Virtual health solutions are already being used in health systems globally. One example is a pilot program in Scotland using virtual care tools in an emergency department. The pilot found nearly 85 percent of patients in urgent care could be safely assessed with remote diagnostic equipment, such as an electronic stethoscope, with similar levels of patient satisfaction. Roughly 10 percent of patients preferred virtual visits to in-person visits because they found it was more engaging to see what the doctor was seeing, such as an eardrum or heartbeat. This is similar to what happened when televised sports went from novelty to necessity. Just being at the game wasn’t enough, people wanted to see replays, statistics and other graphical information to augment the experience.
The Patient as a Resource
Surprisingly, the patient remains the most-underutilized resource in medicine. Engaging patients in their own care through virtual health models can help the industry accomplish those goals and, at the same time, produce better health outcomes.

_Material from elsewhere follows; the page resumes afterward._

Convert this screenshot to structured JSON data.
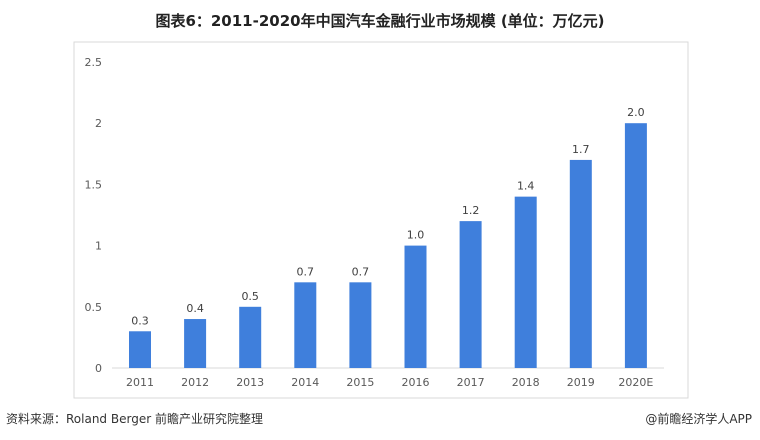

Greater emphasis on virtual health practices across the globe is increasing the opportunity for patients and doctors to benefit from new digital technologies. For example, social portals, such as the Big White Wall, are enabling U.K. citizens to access behavioral health services and interact with peers in a clinically monitored environment. In another example, the Silver Cloud in the United Kingdom provides mental health professionals with a technology to enable patient interaction outside of visits. One-fourth of patients in the UK National Health Service who receive mental health services from a clinician do so using digital technologies.
Consumer self-care tools, such as digital solutions that interface with medical devices, are also a viable option for chronic disease management. Accenture recently completed an analysis of primary care visits and looked at the parts of a visit that can be removed when digital technology is used to supplement patient visits. We estimated that for just diabetes care, the time that can be freed up for other uses is equivalent to approximately 24,000 full-time PCPs. In other words, the physician capacity that’s unlocked can be applied to treating more patients or other value-added activities, essentially improving the productivity of the whole system.
Digital technology, in the right context, is a critical element of making care both more productive and more personalized at the same time. The technologies that exist now can deliver care in a more affordable way by optimizing the clinician’s time. And, just maybe people will feel they are really getting their money’s worth.